The focus on the floor may extend to creature comforts as well - early discussions have taken place about refurbishing and expanding the ring to make room for any additional staff needed for the longer day or new members, senior traders have said.

The LME declined to comment on plans to extend floor hours and overhaul the floor space.

The move would please advocates of the ring, including many of the big brokers and banks, who believe open outcry trading still has a role in a global market increasingly dominated by screen trading and algorithmic execution.

They argue this is especially true of the LME, whose contracts are based on hundreds of specific forward dates, rather than on simple monthly delivery system of most futures contracts. Live brokers are often better able to manage the complex delivery system, supporters say.

"With the commercial flexibility of over 1,000 tradable prompt dates, the LME floor offers unrivaled forward market liquidity," says Michael Frawley, head of base metals and sales at ring-dealing firm Jefferies Bache.

The question is whether the new session will add liquidity for the LME, which has seen its share of the global copper futures market eroded by both the Shanghai Futures Exchange, where Chinese speculators are active, and CME Group , whose active electronic platform and familiar futures structure has attracted high-frequency traders.

But floor supporters hope that the new owner - the Hong Kong Exchanges and Clearing Ltd (HKSE) - will attract ring-dealing members from China. For its part, the HKSE is eager to boost income after it paid $2.2 billion to beat out IntercontinentalExchange to buy the LME, a steep premium for a market that turned in a profit of $12 million last year.

In April, BOCI Global Commodities, a unit of Bank of China, became the first Chinese LME member with a Category II membership allowing it to trade electronically and in the telephone market but not in the ring.


If the LME pushes ahead with an early session, it would be the most concrete effort yet to increase business from Asian investors since the exchange extended electronic Select trading hours in 2006 and introduced Asian reference prices in 2011.

The Asian reference -- a series of "benchmark" three-month prices published early in the London morning based on LME Select prices over a 15-minute window -- has failed to capture much attention, with the market still preferring to use the official prices for contracts, traders in the region say.
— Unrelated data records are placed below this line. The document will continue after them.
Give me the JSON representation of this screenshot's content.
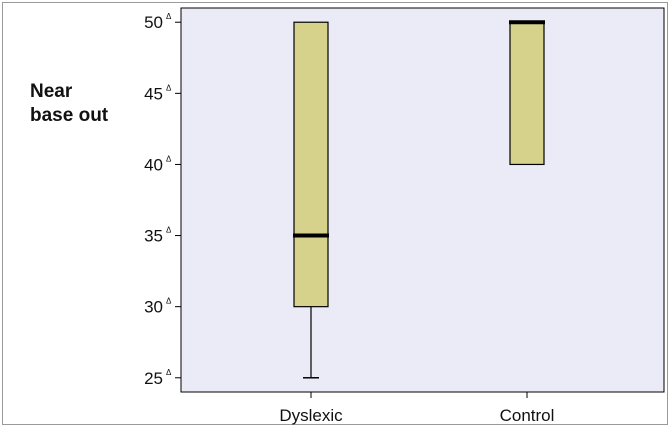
{
  "chart_data": {
    "type": "box",
    "ylabel_lines": [
      "Near",
      "base out"
    ],
    "y_ticks": [
      25,
      30,
      35,
      40,
      45,
      50
    ],
    "tick_suffix": "Δ",
    "ylim": [
      24,
      51
    ],
    "categories": [
      "Dyslexic",
      "Control"
    ],
    "boxes": [
      {
        "category": "Dyslexic",
        "whisker_low": 25,
        "q1": 30,
        "median": 35,
        "q3": 50,
        "whisker_high": 50
      },
      {
        "category": "Control",
        "whisker_low": 40,
        "q1": 40,
        "median": 50,
        "q3": 50,
        "whisker_high": 50
      }
    ],
    "colors": {
      "plot_background": "#ebebf7",
      "box_fill": "#d6d28c",
      "box_stroke": "#000000",
      "median": "#000000"
    }
  }
}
A morning ring session could help tap into China's growing retail and investor base. Traders and commercial firms in China, the world's top metals consumer, are already major LME users.

"If you had a five-minute session (in the morning), we would generate a lot more physical business," a physical trader in Shanghai said.
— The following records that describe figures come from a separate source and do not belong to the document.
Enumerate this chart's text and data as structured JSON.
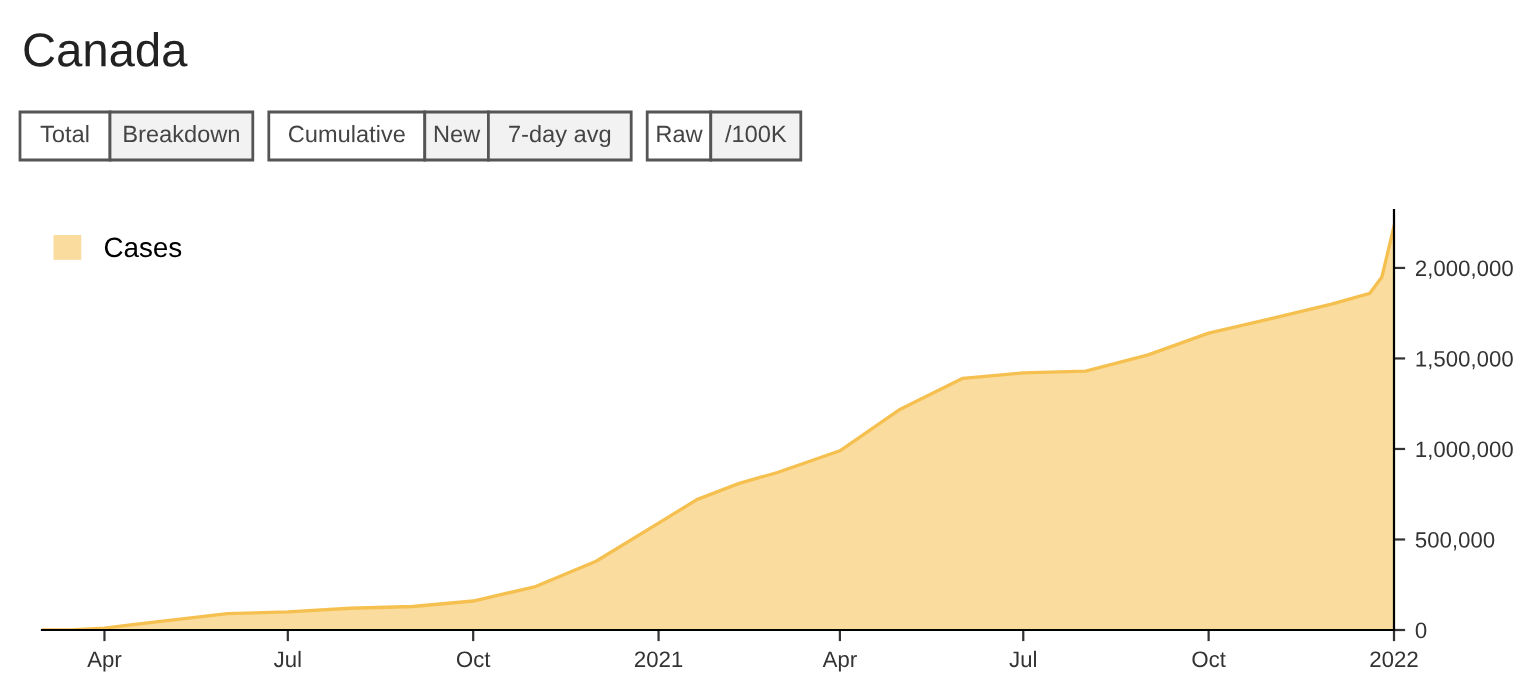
{
  "chart_data": {
    "type": "area",
    "title": "Canada",
    "annotations": [
      "Total",
      "Breakdown",
      "Cumulative",
      "New",
      "7-day avg",
      "Raw",
      "/100K"
    ],
    "x": [
      "2020-03-01",
      "2020-03-15",
      "2020-04-01",
      "2020-04-15",
      "2020-05-01",
      "2020-06-01",
      "2020-07-01",
      "2020-08-01",
      "2020-09-01",
      "2020-10-01",
      "2020-11-01",
      "2020-12-01",
      "2021-01-01",
      "2021-01-20",
      "2021-02-10",
      "2021-03-01",
      "2021-04-01",
      "2021-05-01",
      "2021-06-01",
      "2021-07-01",
      "2021-08-01",
      "2021-09-01",
      "2021-10-01",
      "2021-11-01",
      "2021-12-01",
      "2021-12-20",
      "2021-12-26",
      "2022-01-01"
    ],
    "series": [
      {
        "name": "Cases",
        "color": "#f5c04f",
        "values": [
          0,
          0,
          10000,
          30000,
          50000,
          90000,
          100000,
          120000,
          130000,
          160000,
          240000,
          380000,
          590000,
          720000,
          810000,
          870000,
          990000,
          1220000,
          1390000,
          1420000,
          1430000,
          1520000,
          1640000,
          1720000,
          1800000,
          1860000,
          1950000,
          2230000
        ]
      }
    ],
    "xlim": [
      "2020-03-01",
      "2022-01-01"
    ],
    "xticks": [
      {
        "value": "2020-04-01",
        "label": "Apr"
      },
      {
        "value": "2020-07-01",
        "label": "Jul"
      },
      {
        "value": "2020-10-01",
        "label": "Oct"
      },
      {
        "value": "2021-01-01",
        "label": "2021"
      },
      {
        "value": "2021-04-01",
        "label": "Apr"
      },
      {
        "value": "2021-07-01",
        "label": "Jul"
      },
      {
        "value": "2021-10-01",
        "label": "Oct"
      },
      {
        "value": "2022-01-01",
        "label": "2022"
      }
    ],
    "ylim": [
      0,
      2320000
    ],
    "yticks": [
      0,
      {
        "value": 500000,
        "label": "500,000"
      },
      {
        "value": 1000000,
        "label": "1,000,000"
      },
      {
        "value": 1500000,
        "label": "1,500,000"
      },
      {
        "value": 2000000,
        "label": "2,000,000"
      }
    ],
    "grid": false,
    "legend": "top left"
  }
}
FUTURE OF THE FLOOR The ring was the focus of much debate during the year-long takeover battle for the LME, with the last two bidders pledging to maintain three LME mainstays: the floor, contracts' unique date structure, and its complex warehousing network. The HKSE has promised to keep running the floor until at least 2015.

Launched 11 years ago, Select helped modernize the exchange, and as much as 80 percent of vanilla three-month trades are now transacted on screens, the LME says.

But some 80 percent of so-called "date spreads", which form a huge part of the LME's business, are still executed on the floor or over the phone, the LME says.

The ability to transact face to face is increasingly rare. ICE, which shut down London's International Petroleum Exchange (IPE) trading floor years ago after buying the exchange, will become totally electronic when it shuts its New York pits in two weeks, ending a 140-year tradition.

"With ICE, (longer floor hours) wouldn't be in discussion," said the first executive.